23rd June 2010, Comments 0 comments

Former assistant manager Liam Brady says he is not sad that the troubled Les Bleus are going home after losing 2-1 to hosts South Africa.

Dublin -- As France crashed out of the World Cup Tuesday seven months after a disputed Thierry Henry handball dashed the Republic of Ireland's hopes of getting to the championship, there was no sympathy from the country's former assistant manager.

Liam Brady, who also won 72 caps for his country, said he was not sad that the troubled Les Bleus are going home after losing 2-1 to hosts South Africa.

"I am very pleased it has ended up that way. I thought they got there in the wrong fashion. The circumstances in which they beat us... well, it has all been well documented hasn't it?

"They really, really performed badly," Brady told RTE state radio.

"As well as playing badly, they've behaved badly and they come home in disgrace really. And the French Federation, it is a huge embarrassment to them."

The Irish Times reported "Farcical French crash and burn" as manager Raymond Domenech's tenure as French coach ended in ignominy.

The Examiner newspapers headlined its report "Sad Domenech laments broken dream" as his time in charge ended with his squabbling side making an early exit from the World Cup.

Ireland was furious last November after a clear handball by striker Henry, which set up what turned out to be the decisive goal in their play-off, went unpunished.

France and Ireland tied the game 1-1, with the controversial equaliser in extra time pushing them into the lead on aggregate, meaning they qualified for the World Cup.

Brady, who was Ireland's assistant coach, described the handball incident as "crazy" at the time and called for a replay.

"If we are going to have integrity and dignity in the world game, the game should be replayed," he said.

Brady said it was difficult for a manager to keep a grip on a squad of highly-paid players who are probably stars in their own clubs.
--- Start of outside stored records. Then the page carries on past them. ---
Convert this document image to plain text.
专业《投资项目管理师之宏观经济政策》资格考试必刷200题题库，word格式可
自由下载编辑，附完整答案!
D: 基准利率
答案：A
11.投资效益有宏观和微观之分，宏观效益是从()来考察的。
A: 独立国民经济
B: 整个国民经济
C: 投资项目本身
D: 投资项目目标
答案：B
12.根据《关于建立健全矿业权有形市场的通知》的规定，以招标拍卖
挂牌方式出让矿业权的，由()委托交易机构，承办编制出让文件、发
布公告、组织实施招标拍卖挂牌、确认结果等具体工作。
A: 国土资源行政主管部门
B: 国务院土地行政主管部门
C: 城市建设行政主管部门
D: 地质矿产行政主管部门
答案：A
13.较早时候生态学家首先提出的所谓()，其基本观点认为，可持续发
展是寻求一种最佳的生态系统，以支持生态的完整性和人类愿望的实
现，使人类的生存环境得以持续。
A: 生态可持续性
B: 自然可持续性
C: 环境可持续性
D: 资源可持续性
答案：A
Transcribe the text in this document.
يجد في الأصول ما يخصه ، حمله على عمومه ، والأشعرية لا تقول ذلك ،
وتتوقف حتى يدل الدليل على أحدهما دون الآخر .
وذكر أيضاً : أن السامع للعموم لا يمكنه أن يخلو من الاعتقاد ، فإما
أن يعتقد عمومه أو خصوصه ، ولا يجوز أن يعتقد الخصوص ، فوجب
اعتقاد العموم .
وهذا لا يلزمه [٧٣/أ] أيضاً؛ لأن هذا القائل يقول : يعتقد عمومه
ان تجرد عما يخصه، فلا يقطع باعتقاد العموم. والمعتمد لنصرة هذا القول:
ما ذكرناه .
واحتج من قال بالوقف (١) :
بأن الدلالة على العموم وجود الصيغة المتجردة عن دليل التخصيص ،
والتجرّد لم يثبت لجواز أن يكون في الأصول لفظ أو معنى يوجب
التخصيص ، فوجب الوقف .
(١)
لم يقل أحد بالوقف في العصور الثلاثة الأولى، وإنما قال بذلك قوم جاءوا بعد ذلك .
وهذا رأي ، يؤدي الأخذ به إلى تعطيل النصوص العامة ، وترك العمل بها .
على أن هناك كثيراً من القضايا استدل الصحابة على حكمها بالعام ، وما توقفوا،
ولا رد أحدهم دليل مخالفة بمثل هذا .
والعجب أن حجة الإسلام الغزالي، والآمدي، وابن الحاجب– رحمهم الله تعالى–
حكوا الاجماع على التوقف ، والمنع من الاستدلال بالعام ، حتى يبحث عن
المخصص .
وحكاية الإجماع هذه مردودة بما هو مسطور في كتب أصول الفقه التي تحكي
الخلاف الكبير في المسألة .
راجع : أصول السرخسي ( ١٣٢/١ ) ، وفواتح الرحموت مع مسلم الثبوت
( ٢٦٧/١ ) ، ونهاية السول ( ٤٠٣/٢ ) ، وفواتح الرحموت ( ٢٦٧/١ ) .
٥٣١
"I would say that it was quite evident going back a long time, perhaps back to the last European championships, that things were not right in the French camp and that Domenech had a problem with his man management style and players were not getting on well with him.

Referring to Ireland's defeat against France in November 2009, he added: "It was evident that the French, even that night, were in a bad, bad way and in hindsight maybe the French Federation would wish they changed Domenech then," Brady said.